The year of the great Social Security Reform has turned into the year America pays its first tab on the high labor cost of CEOs. The papers are full of gloating reporters laughing over Delphi’s bankruptcy and the consequent ruin of the retirement of its work force. My, the gaiety in the business pages. Well, we know that is what the proletariat gets since they have ceased to allow themselves to be sold by the pound on the auctioneer’s block.

Funny, all that talk about pension costs and no talk about the cost of, well, that superb management group that led Delphi before CEO Miller, that much quoted man. We looked up previous CEO J.T. Battenberg III’s compensation package, and found it, as well as Delphi’s v.p., D.L. Runkle, for the 1999-2002 period. It was shockingly low. Why, Mr. Battenberg made a mere 13.4 million in that period. Mr. Runkle made peanuts, really. 6.4 million. Packages like that, why, a man gets ashamed to even show his face at the corner grocery store. Somehow, though, LI doubts seriously that you are going to read any stories about Delphi that mention Mr. Battenberg (such a kind hearted soul – peer evaluations being so difficult among friends, a lot of times it is best to just elevate them silently on the stock options, don’t you know?), although no doubt fully insured business journalists swilling liquor on their lunch hours with war criminals from the vice presidents office will assure us that the Delphi work force was being treated like royalty, and had it coming.
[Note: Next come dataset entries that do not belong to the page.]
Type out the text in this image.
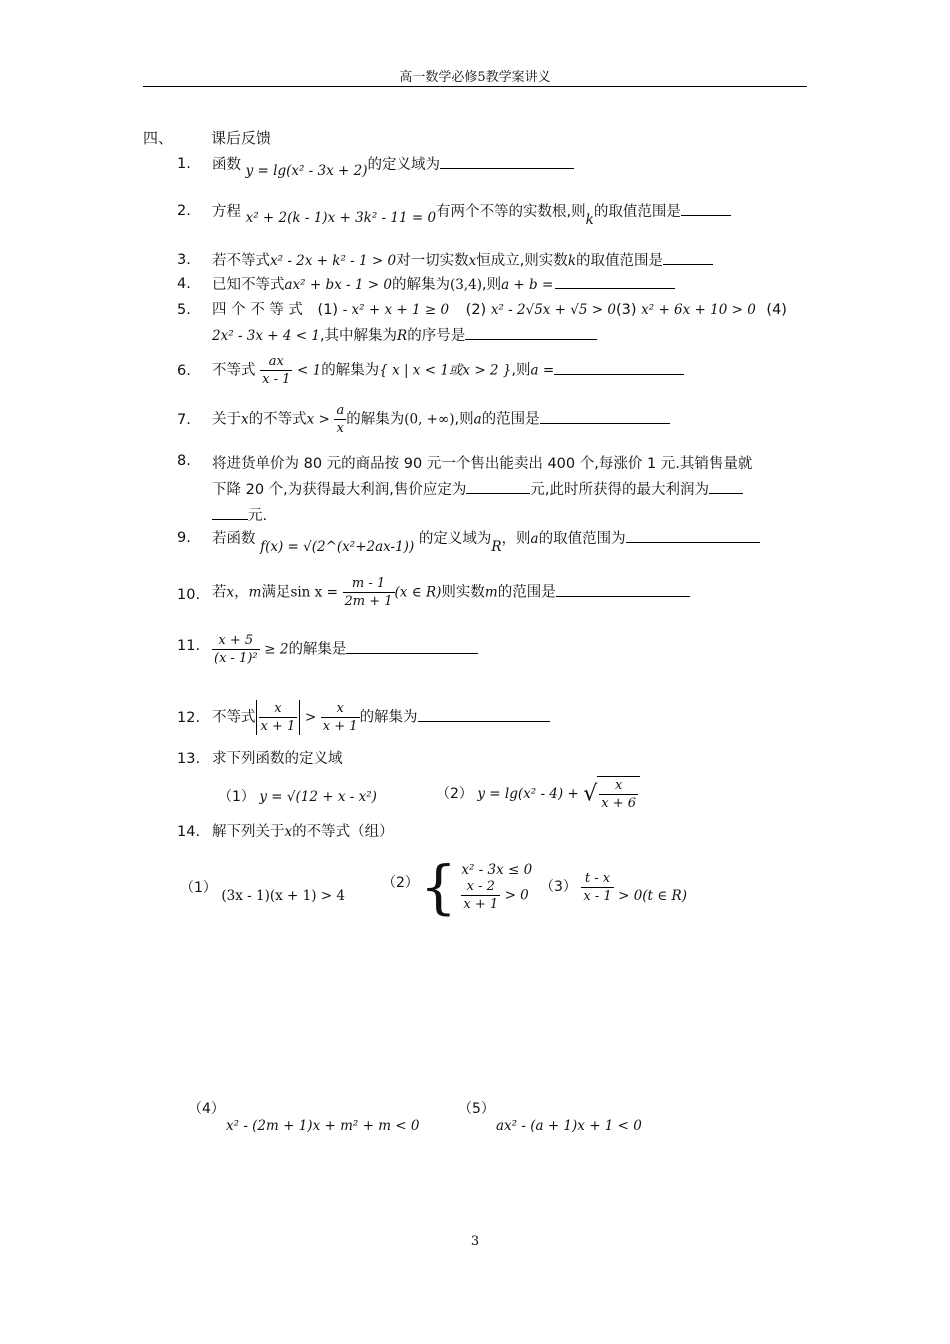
高一数学必修5教学案讲义
四、	课后反馈
1.	函数 y = lg(x² - 3x + 2)的定义域为
2.	方程 x² + 2(k - 1)x + 3k² - 11 = 0有两个不等的实数根,则k的取值范围是
3.	若不等式x² - 2x + k² - 1 > 0对一切实数x恒成立,则实数k的取值范围是
4.	已知不等式ax² + bx - 1 > 0的解集为(3,4),则a + b =
5.	四 个 不 等 式 (1) - x² + x + 1 ≥ 0 (2) x² - 2√5x + √5 > 0(3) x² + 6x + 10 > 0 (4)
2x² - 3x + 4 < 1,其中解集为R的序号是
6.	不等式 $\frac{ax}{x - 1} < 1$的解集为{ x | x < 1或x > 2 },则a =
7.	关于x的不等式$x > \frac{a}{x}$ 的解集为(0, +∞),则a的范围是
8.	将进货单价为 80 元的商品按 90 元一个售出能卖出 400 个,每涨价 1 元.其销售量就
下降 20 个,为获得最大利润,售价应定为	元,此时所获得的最大利润为
元.
9.	若函数 f(x) = √(2^(x²+2ax-1)) 的定义域为R，则a的取值范围为
10. 若x，m满足$\sin x = \frac{m - 1}{2m + 1} (x$ ∈ R)则实数m的范围是
11. $\frac{x + 5}{\text{(x - 1)²}} \ge 2$的解集是
12. 不等式 $\frac{x}{x + 1} > \frac{x}{x + 1}$ 的解集为
13. 求下列函数的定义域
（1） y = √(12 + x - x²)	（2） y = lg(x² - 4) + √ $\frac{x}{x + 6}$
14. 解下列关于x的不等式（组）
（1） (3x - 1)(x + 1) > 4
（2） { x² - 3x ≤ 0
$\frac{x - 2}{x + 1} > 0$ $(3) \frac{t - x}{x - 1} > 0(t$ ∈ R)
（4）
x² - (2m + 1)x + m² + m < 0
（5）
ax² - (a + 1)x + 1 < 0
3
Well, it is turning out that there is a cost to paying top dollar for your top 5 percentile, even in America. If we are going to continue to pay CEOs 190 to 400 times the wage of the average worker, we are just going to have to cut down on the average worker’s benefits. The conventional wisdom is happily starting to gel.
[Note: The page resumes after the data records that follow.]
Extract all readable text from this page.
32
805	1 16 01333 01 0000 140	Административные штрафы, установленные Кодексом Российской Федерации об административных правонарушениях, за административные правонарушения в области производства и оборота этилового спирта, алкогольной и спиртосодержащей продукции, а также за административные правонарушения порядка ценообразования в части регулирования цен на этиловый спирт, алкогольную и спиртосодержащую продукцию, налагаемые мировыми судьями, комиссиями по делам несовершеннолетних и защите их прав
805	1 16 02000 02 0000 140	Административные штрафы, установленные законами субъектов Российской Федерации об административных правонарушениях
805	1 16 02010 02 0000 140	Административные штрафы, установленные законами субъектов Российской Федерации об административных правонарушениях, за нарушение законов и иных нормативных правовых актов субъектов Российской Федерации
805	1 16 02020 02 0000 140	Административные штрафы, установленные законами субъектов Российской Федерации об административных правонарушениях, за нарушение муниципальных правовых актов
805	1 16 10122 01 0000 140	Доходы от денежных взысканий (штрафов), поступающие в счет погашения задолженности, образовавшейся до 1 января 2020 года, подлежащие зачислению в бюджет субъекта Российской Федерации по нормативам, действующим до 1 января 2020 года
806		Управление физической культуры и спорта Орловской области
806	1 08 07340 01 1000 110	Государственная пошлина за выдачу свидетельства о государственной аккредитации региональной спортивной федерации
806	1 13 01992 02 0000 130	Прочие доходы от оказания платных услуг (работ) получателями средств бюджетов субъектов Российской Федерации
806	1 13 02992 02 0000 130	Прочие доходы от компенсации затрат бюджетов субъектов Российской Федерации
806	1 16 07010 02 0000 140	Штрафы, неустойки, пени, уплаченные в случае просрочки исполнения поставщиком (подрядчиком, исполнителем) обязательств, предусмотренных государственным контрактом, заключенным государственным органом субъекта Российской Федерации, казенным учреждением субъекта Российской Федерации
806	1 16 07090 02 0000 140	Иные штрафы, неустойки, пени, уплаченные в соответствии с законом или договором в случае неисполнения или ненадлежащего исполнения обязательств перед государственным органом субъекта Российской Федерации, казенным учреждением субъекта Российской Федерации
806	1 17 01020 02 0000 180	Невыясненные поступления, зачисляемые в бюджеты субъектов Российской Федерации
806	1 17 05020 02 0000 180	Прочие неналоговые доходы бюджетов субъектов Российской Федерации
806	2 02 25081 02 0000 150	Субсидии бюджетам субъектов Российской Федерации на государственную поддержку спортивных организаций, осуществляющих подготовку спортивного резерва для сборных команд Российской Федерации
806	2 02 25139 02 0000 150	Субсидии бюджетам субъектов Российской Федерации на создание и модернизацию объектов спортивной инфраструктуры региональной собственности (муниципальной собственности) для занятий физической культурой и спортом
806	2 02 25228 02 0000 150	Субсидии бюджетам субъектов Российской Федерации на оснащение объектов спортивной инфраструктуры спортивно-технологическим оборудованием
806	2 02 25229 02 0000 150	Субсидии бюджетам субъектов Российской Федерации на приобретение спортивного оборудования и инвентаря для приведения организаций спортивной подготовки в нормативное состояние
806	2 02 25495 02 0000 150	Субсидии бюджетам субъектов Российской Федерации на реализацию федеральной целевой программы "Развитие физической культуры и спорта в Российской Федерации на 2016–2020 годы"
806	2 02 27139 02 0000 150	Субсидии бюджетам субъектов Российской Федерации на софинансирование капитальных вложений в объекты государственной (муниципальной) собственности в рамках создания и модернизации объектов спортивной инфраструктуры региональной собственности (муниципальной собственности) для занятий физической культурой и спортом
We do wonder, though, how that wisdom is going to play out. The contradictions of the guarantor state are gathering. One dimension of the tension is starting to pound its way into a few conservative heads: Dwarves don’t guarantee giants. Or, to be less fancy pants about it, it is impossible for the private sector to extend its credit on the scale that would match the “ownership society” model without that risk being guaranteed by a third party – the state – of sufficient size to make the guarantor credible. And the size of the state is not a theoretic property – it will have to swallow some enormous failures. This lesson was brought home in the late eighties by the government takeover of S &L assets. It was a lesson that was surely not going to be lost on any man named “Bush”.
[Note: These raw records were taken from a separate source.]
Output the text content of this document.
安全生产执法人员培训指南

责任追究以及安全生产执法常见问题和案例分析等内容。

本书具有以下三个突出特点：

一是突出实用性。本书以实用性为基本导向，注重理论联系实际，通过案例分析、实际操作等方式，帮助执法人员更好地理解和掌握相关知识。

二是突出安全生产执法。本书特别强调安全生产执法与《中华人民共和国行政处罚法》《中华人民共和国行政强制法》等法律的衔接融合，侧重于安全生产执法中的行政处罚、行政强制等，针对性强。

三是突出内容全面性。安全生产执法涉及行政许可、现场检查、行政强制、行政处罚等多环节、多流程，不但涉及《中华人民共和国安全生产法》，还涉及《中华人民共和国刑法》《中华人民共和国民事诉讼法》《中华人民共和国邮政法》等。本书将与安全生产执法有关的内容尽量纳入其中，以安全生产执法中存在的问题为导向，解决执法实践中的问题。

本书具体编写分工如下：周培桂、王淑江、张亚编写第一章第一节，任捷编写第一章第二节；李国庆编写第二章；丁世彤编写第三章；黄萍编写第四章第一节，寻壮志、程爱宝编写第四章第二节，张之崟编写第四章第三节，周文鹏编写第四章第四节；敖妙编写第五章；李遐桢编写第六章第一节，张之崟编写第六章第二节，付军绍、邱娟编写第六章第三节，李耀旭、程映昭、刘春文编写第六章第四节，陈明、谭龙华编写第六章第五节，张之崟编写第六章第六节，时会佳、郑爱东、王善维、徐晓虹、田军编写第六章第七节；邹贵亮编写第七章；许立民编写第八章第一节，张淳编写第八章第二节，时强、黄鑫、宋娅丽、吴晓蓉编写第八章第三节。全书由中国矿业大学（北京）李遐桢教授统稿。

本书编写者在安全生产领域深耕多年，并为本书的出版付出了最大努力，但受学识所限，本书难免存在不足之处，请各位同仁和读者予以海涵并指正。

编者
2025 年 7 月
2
However, that contradiction barely breaks the surface. The conflict that is coming is predictable: just as we see with GM, just as we see in the gloating tones of the upper class flunky, Will, you cannot rely on the private sector to maintain welfare services. The reason for that is simple: the governing class in this country will, when the chips are down, rob the working class. In broad daylight. And the media will serve, not as a watchdog, but as an accomplice and jester for the occasion. You can’t afford everything. If we want to entertain ourselves with the lifestyles of the rich and famous at the current rate, we are going to have to start stripping out goods and services such as education and retirement and healthcare. And, even so, the rich and the famous depend on the great consumer class willingness to continue, year after year, with no net savings.

The competition to strip workers of their wealth retrospectively is just beginning. The movement to strip the upper management of its wealth retrospectively has not yet been started. It doesn’t have a party, it doesn’t have a leader, and it certainly doesn’t have a press. But it might just be the case that this robbery is a bit too much for the American people – our Deep Throat nation -- to swallow.